L’interprétation de la notion de « négligence grossière et volontaire »
 

Gestion Hunt Groupe Synergie inc. et Malonga, 2014 QCCLP 373 (Jean-François Martel).

La CLP est saisie de l’admissibilité d’une réclamation pour un accident de travail. L’employeur prétend en effet qu’en vertu de l’article 27 LATMP, le travailleur a fait preuve de négligence grossière et volontaire faisant obstacle à la reconnaissance d’une lésion professionnelle.

Ce journalier manutentionnaire occupe, au moment des événements, un poste d’aide-boulanger à la couche et procède à la scarification des pains. Les employés utilisent un four industriel dont la vitesse de fonctionnement leur donne 40 secondes pour lamer la pâte. La consigne de sécurité consiste à ne pas tenter de récupérer une lame échappée par mégarde, d’aucune façon. Il convient d’aviser le superviseur afin que le convoyeur soit mis en arrêt. Malgré la formation reçue, la connaissance de cette directive et la mise en garde d’un collègue présent lors des événements, le travailleur passe outre cette consigne et tente de récupérer une lame qu’il a échappée.  C’est alors que sa tête est restée coincée. Il subit une commotion cérébrale et une entorse cervicale.

L’employeur invoque que la lésion est uniquement due à la négligence volontaire et grossière de la part du travailleur. À son avis, le travailleur a sciemment fait fi de la consigne en toute connaissance de cause.

La CLP est d’avis que le travailleur a fait preuve de négligence volontaire en ce qu’il a été téméraire et insouciant en contrevenant délibérément aux directives et de négligence grossière puisqu’il connaissait les graves conséquences que pouvait causer son geste. La CLP déclare que le travailleur n’a pas subi de lésion professionnelle.

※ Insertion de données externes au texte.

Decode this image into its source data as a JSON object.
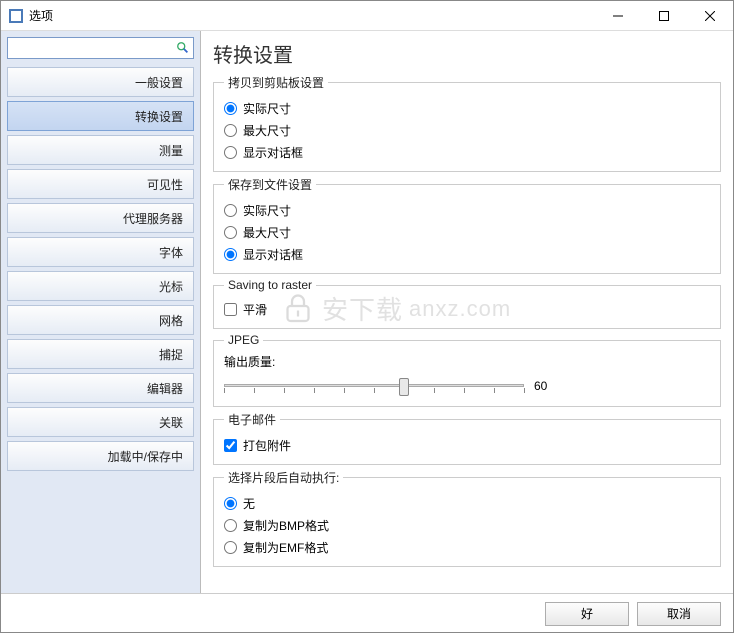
{
  "window": {
    "title": "选项"
  },
  "sidebar": {
    "search_placeholder": "",
    "items": [
      {
        "label": "一般设置"
      },
      {
        "label": "转换设置"
      },
      {
        "label": "测量"
      },
      {
        "label": "可见性"
      },
      {
        "label": "代理服务器"
      },
      {
        "label": "字体"
      },
      {
        "label": "光标"
      },
      {
        "label": "网格"
      },
      {
        "label": "捕捉"
      },
      {
        "label": "编辑器"
      },
      {
        "label": "关联"
      },
      {
        "label": "加载中/保存中"
      }
    ],
    "selected_index": 1
  },
  "page": {
    "title": "转换设置"
  },
  "clipboard": {
    "legend": "拷贝到剪贴板设置",
    "opt_actual": "实际尺寸",
    "opt_max": "最大尺寸",
    "opt_dialog": "显示对话框",
    "selected": "actual"
  },
  "savefile": {
    "legend": "保存到文件设置",
    "opt_actual": "实际尺寸",
    "opt_max": "最大尺寸",
    "opt_dialog": "显示对话框",
    "selected": "dialog"
  },
  "raster": {
    "legend": "Saving to raster",
    "smooth_label": "平滑",
    "smooth_checked": false
  },
  "jpeg": {
    "legend": "JPEG",
    "quality_label": "输出质量:",
    "quality_value": "60",
    "quality_pct": 60
  },
  "email": {
    "legend": "电子邮件",
    "pack_label": "打包附件",
    "pack_checked": true
  },
  "autorun": {
    "legend": "选择片段后自动执行:",
    "opt_none": "无",
    "opt_bmp": "复制为BMP格式",
    "opt_emf": "复制为EMF格式",
    "selected": "none"
  },
  "footer": {
    "ok": "好",
    "cancel": "取消"
  },
  "watermark": {
    "cn": "安下载",
    "en": "anxz.com"
  }
}
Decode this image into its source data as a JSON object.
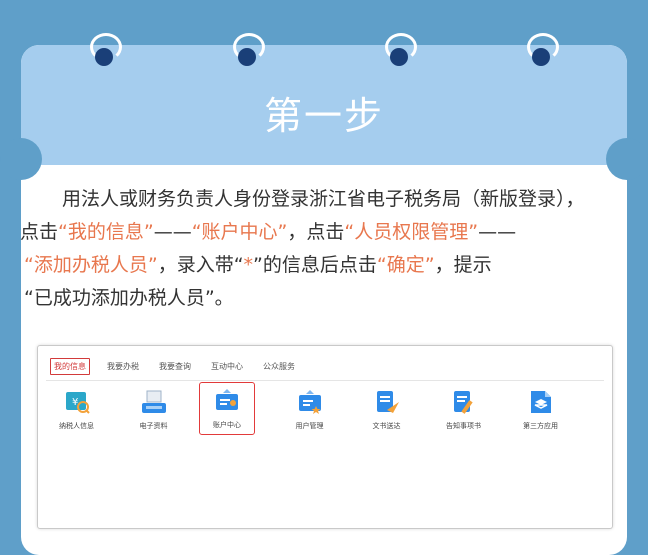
{
  "header": {
    "title": "第一步"
  },
  "instructions": {
    "lines": [
      [
        {
          "text": "　　用法人或财务负责人身份登录浙江省电子税务局（新版登录），",
          "hl": false
        }
      ],
      [
        {
          "text": "点击",
          "hl": false
        },
        {
          "text": "“我的信息”",
          "hl": true
        },
        {
          "text": "——",
          "hl": false
        },
        {
          "text": "“账户中心”",
          "hl": true
        },
        {
          "text": "，点击",
          "hl": false
        },
        {
          "text": "“人员权限管理”",
          "hl": true
        },
        {
          "text": "——",
          "hl": false
        }
      ],
      [
        {
          "text": "“添加办税人员”",
          "hl": true
        },
        {
          "text": "，录入带“",
          "hl": false
        },
        {
          "text": "*",
          "hl": true
        },
        {
          "text": "”的信息后点击",
          "hl": false
        },
        {
          "text": "“确定”",
          "hl": true
        },
        {
          "text": "，提示",
          "hl": false
        }
      ],
      [
        {
          "text": "“已成功添加办税人员”。",
          "hl": false
        }
      ]
    ]
  },
  "screenshot": {
    "nav_tabs": [
      {
        "label": "我的信息",
        "active": true
      },
      {
        "label": "我要办税",
        "active": false
      },
      {
        "label": "我要查询",
        "active": false
      },
      {
        "label": "互动中心",
        "active": false
      },
      {
        "label": "公众服务",
        "active": false
      }
    ],
    "apps": [
      {
        "label": "纳税人信息",
        "icon": "taxpayer-info-icon",
        "selected": false
      },
      {
        "label": "电子资料",
        "icon": "electronic-docs-icon",
        "selected": false
      },
      {
        "label": "账户中心",
        "icon": "account-center-icon",
        "selected": true
      },
      {
        "label": "用户管理",
        "icon": "user-management-icon",
        "selected": false
      },
      {
        "label": "文书送达",
        "icon": "document-delivery-icon",
        "selected": false
      },
      {
        "label": "告知事项书",
        "icon": "notice-book-icon",
        "selected": false
      },
      {
        "label": "第三方应用",
        "icon": "third-party-apps-icon",
        "selected": false
      }
    ]
  },
  "colors": {
    "background": "#5f9fc9",
    "header": "#a5cdee",
    "highlight": "#e8774e",
    "ring_hole": "#1a3f78",
    "selection": "#e23a3a"
  }
}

Bridor inc. et Sansfaçon Fournier, 2014 QCCLP 1122 (Marlène Auclair).

La CLP doit déterminer si le travailleur a subi une lésion professionnelle. Lors de son témoignage, ce dernier explique qu’après avoir terminé ses tâches d’aide-boulanger, son collègue s’empare des coquilles auditives du travailleur et s’enfuit. Par réflexe, il se met à courir pour récupérer son bien. Il tente de l’attraper, se tourne la cheville et tombe. Il subit une fracture du tibia et du péroné du membre inférieur droit.

L’employeur soumet que l’article 27 LATMP s’applique parce que le travailleur a enfreint une règle de sécurité, soit de ne pas courir dans son établissement, dans un geste volontaire, imprudent et insouciant. La CLP retient que c’est par simple réflexe que le travailleur se met à courir à la suite de son collègue. Il s’agit d’un geste automatique, sans réfléchir aux conséquences de son acte. Bien qu’il n’ait pas respecté une consigne de l’employeur, la juge administrative estime que le geste en lui-même n’avait pas de conséquences graves, manifestes et évidentes.

Puisque le travailleur n’effectue pas son travail au moment de ce geste, il ne peut pas bénéficier de la présomption de l’article 28 LATMP. Cependant, la preuve est suffisante pour conclure qu’il y a eu une lésion professionnelle, soit un accident survenu à l’occasion de son travail.